Metformin is a medication that helps cells become more sensitive to insulin. As you probably know, insulin is not an ovarian hormone. It is the hormone that almost every cell in the body needs to receive glucose sugar from the bloodstream. While it's hard to say which comes first, insulin insensitivity or PCOS, there is no doubt that PCOS and especially weight gain in PCOS is a condition in which cells all over the body put up biological barriers to the action of insulin. That's because insulin carries glucose into the cell. The cell then burns the glucose for energy, and the free radicals released by the mitochondrial "fire" can damage the cell. Cells resist insulin to prevent free radical damage.
But the pancreas keeps making more and more insulin to get blood sugar levels down, and cells all over the body become more and more resistant-except in the ovaries. The ovaries can't resist insulin. Sugar pores into their tissues and all that energy is put to an unusual use: Excess sugar stimulates the ovaries to make testosterone. Metformin makes cells all over the body except in the ovaries more sensitive to insulin. All the other tissues start doing their fair share of receiving blood sugar, and the ovaries don't make as much testosterone. When a woman's body makes less testosterone, there is less hair growth, less acne, and fewer mood swings. And through a complicated series of steps, there is also greater opportunity for ovulation.
There is very little downside to using metformin. It's not a "natural treatment for PCOS," but it has very few side effects except in a small number of women who have severe type 2 diabetes with dehydration as a complication.

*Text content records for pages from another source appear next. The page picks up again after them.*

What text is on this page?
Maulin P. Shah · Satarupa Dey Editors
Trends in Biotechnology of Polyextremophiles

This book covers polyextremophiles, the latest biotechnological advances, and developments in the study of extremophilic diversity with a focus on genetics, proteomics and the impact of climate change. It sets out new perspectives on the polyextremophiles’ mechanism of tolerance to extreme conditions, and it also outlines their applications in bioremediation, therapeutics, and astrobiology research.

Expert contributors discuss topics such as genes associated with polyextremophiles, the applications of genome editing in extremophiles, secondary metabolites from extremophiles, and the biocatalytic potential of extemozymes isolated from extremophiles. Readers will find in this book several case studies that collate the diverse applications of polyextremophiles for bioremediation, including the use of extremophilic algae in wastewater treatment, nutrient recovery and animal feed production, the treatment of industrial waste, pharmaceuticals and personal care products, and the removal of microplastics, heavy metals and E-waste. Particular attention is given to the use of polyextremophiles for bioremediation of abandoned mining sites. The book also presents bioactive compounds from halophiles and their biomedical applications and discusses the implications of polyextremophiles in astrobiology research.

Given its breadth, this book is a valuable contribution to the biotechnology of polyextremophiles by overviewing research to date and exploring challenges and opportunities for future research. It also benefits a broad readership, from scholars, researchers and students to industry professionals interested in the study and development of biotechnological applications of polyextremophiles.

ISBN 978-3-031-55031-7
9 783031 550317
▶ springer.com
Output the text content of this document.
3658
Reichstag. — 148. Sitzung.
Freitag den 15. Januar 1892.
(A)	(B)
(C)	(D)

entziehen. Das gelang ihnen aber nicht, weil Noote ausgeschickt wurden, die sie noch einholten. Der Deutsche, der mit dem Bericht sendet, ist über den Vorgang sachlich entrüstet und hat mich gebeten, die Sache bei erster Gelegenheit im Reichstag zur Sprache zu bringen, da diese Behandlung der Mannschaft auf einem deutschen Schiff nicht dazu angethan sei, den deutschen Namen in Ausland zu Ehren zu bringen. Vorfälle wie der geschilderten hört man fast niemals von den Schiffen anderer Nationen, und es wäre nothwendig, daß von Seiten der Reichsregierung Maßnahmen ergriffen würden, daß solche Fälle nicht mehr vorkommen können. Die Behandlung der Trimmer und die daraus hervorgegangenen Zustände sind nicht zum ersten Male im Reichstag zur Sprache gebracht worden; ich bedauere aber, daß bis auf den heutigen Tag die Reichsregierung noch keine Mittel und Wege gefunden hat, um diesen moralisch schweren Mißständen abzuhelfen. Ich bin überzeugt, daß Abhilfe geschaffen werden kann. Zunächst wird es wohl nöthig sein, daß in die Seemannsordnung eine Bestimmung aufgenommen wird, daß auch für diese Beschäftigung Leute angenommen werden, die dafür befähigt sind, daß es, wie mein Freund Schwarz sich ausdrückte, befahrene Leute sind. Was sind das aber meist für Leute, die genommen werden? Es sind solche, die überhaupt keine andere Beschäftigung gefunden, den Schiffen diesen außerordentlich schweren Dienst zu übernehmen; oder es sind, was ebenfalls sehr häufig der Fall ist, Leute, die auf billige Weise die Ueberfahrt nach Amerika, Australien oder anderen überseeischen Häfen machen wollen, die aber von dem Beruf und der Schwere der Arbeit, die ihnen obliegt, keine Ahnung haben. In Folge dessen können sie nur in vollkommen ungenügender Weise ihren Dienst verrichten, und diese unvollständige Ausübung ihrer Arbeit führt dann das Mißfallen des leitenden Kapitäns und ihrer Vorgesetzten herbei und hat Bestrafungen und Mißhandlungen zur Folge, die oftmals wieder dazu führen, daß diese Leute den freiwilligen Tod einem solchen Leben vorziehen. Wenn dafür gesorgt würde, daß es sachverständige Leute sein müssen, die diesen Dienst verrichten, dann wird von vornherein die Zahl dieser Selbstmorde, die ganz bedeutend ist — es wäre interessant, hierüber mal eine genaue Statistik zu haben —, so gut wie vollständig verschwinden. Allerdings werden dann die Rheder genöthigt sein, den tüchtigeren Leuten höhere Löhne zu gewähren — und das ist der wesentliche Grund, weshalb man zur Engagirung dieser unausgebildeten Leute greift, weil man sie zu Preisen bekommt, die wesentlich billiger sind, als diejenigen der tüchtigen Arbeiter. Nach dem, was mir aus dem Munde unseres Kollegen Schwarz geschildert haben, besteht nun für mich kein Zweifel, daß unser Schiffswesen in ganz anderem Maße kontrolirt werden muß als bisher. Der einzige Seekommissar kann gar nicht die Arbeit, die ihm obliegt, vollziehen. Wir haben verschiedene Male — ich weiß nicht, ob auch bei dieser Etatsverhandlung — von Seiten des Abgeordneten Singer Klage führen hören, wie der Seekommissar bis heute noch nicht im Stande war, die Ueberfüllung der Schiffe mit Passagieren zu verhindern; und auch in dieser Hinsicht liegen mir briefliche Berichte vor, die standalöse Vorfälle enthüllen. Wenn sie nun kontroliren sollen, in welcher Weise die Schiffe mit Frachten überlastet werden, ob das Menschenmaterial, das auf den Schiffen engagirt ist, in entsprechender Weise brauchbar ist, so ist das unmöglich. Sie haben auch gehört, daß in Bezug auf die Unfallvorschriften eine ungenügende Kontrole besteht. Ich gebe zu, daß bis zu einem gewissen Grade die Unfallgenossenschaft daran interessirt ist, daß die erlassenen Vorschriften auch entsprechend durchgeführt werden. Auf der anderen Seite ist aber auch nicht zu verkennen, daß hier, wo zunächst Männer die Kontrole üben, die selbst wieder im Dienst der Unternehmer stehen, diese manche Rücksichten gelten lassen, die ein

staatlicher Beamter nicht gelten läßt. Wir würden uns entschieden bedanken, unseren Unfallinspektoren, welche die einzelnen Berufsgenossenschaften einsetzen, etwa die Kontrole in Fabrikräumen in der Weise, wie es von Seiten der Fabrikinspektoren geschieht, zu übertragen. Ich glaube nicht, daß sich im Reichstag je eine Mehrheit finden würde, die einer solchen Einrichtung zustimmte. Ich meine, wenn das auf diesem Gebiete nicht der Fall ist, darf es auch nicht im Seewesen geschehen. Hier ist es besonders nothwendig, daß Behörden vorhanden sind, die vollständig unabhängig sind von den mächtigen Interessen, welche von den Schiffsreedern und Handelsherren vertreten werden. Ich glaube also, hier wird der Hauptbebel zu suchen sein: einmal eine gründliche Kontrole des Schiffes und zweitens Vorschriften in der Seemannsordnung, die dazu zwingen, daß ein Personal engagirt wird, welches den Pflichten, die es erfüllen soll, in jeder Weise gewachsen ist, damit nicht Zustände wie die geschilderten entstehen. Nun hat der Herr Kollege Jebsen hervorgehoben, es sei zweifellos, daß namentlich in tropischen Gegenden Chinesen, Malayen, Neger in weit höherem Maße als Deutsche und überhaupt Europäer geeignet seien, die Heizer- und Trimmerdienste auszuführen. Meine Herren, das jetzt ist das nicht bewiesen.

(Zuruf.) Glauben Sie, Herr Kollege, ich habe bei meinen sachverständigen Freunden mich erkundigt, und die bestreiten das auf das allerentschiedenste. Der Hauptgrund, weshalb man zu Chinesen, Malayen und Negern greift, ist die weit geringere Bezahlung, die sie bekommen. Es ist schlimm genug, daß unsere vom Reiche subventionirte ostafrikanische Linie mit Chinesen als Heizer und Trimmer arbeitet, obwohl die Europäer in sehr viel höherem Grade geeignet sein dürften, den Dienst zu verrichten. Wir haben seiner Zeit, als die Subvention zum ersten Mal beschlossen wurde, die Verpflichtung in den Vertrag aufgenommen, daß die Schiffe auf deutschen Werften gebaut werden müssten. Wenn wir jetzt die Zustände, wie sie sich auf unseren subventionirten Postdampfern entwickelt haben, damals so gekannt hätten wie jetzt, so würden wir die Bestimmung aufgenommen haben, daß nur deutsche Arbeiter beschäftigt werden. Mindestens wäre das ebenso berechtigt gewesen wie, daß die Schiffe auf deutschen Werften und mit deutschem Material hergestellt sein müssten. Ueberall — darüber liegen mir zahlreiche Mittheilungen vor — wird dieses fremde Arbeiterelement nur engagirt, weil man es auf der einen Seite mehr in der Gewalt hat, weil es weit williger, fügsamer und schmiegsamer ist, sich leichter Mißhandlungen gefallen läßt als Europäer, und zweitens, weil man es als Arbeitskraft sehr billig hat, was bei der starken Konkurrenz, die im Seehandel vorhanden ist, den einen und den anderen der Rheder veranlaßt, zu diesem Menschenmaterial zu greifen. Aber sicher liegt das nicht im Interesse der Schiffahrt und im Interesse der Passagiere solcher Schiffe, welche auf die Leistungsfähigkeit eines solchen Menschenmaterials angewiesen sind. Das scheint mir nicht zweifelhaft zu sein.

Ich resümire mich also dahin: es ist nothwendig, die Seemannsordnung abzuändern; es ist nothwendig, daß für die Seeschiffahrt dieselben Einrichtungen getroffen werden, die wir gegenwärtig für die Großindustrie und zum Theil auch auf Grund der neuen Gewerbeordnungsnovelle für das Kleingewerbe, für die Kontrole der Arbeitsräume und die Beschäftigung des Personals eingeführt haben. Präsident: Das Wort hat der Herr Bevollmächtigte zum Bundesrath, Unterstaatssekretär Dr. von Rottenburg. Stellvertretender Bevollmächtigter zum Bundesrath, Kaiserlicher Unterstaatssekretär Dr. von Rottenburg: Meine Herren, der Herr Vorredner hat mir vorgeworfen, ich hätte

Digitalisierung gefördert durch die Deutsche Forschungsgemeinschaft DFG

These women can't use metformin. For many women with PCOS, however, metformin amplifies the benefits of calorie-reduction and diet. It gets sugar out of the bloodstream, and stops a vicious cycle of high blood sugar, insulin resistance, testosterone production, failure to ovulate, and even higher blood sugars. Not every woman who has PCOS will resume normal periods with ovulation after taking the drug, but metformin is the very simplest and safest, not to mention least expensive, medication for polycystic ovarian disease.